For food-pantry coordinator Shirley Frazier, those are encouraging words. She’s been a church member for a decade and coordinator for eight of those. The food pantry has operated in the 250-member church for nearly 20 years.
“When Don came up with his idea, the pantry funds were down to $400,” Frazier said.
It takes about $700 monthly to operate it and serve about 50 families in Trumbull County. Frazier said the pantry started out with 15 families but the need has grown. The average number increases at holidays such as Thanksgiving, Christmas and Easter when the pantry gives out turkeys and hams.

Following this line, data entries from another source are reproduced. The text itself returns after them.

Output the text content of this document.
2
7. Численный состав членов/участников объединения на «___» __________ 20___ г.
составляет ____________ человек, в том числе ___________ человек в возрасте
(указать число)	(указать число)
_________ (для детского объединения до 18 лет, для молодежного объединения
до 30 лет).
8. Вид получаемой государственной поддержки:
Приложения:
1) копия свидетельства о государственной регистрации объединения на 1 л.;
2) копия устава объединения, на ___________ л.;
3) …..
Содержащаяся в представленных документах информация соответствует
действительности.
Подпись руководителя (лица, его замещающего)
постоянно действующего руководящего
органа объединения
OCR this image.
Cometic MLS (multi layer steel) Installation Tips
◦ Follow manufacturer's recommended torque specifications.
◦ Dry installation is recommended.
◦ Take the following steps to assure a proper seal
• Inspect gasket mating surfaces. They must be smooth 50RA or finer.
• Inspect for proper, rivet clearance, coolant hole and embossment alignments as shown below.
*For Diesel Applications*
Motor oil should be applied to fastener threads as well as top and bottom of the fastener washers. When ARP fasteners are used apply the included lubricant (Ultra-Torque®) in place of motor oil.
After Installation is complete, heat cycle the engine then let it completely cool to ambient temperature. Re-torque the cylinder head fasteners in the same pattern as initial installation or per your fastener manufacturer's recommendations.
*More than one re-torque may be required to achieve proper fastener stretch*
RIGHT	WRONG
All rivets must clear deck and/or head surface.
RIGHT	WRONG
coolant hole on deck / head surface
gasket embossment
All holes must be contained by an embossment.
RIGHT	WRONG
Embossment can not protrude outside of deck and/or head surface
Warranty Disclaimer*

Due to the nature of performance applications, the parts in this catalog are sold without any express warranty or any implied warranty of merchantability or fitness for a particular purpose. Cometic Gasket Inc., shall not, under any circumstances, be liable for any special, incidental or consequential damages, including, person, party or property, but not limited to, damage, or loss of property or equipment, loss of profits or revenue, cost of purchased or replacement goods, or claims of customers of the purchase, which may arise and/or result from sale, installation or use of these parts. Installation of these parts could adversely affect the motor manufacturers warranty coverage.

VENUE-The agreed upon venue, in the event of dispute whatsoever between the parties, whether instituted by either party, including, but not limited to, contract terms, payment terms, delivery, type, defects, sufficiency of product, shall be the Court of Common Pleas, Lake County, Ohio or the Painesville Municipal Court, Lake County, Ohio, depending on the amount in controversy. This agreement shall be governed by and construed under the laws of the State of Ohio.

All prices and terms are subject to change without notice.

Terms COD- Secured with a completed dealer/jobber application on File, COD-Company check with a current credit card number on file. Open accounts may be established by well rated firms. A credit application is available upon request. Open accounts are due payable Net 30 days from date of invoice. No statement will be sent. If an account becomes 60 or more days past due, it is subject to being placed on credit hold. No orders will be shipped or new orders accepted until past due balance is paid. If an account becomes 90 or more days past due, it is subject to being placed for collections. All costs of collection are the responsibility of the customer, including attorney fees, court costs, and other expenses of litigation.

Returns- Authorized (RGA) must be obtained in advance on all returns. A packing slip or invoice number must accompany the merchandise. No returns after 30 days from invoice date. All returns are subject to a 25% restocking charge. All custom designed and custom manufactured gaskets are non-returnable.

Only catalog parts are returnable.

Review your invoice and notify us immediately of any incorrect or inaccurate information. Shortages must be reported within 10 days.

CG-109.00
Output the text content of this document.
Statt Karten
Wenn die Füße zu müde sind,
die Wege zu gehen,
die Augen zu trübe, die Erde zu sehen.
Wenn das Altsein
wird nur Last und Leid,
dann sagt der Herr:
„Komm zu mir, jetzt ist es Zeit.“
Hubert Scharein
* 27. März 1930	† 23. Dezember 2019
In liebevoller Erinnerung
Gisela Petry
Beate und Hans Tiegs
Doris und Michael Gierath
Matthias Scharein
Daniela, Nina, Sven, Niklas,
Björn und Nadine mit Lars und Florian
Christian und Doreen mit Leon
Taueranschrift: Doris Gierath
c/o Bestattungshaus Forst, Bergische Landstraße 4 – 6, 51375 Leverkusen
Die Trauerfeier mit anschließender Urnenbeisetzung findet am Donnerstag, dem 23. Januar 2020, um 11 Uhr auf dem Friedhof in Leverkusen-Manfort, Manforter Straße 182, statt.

Food-pantry supplies and funds also come from the annual U.S. Postal Service food collection, two food drives sponsored by Northwest Neighborhood Association, proceeds from the church’s annual rummage sale in August and other donations.
Frazier said she shops at Aldi and Giant Eagle, which also donate goods to the pantry.
Frazier said people may sign up by calling 330-395-5231 and provide pertinent information. Frazier said she then checks with the Salvation Army. “This is to prevent double-dipping,” she said. “The Salvation Army is a real help and has good records,” she added.
The food pantry conducts a distribution from 9 a.m. to noon the third Thursday of the month. Frazier pre-packs bags. For June, congregants donated plastic tote bags for the picnic-themed giveaway. “I like to do something different,” she said.
This month’s bags will have some staples such as cereal and soup along with mustard, ketchup, hot dogs and buns and marshmallows. “I try to make it a fun thing,” Frazier said.
Recipients are “the working poor,” Frazier said. “Many have part-time jobs, but it’s not enough to live on, or they’ve lost a job.”
Frazier, who also is a Sunday school teacher at the church, said she feels her volunteer service “is something the Lord wants me to do.” She added, “The church is there to help people.”
Cherry agreed, adding “It’s my mission and the church mission.”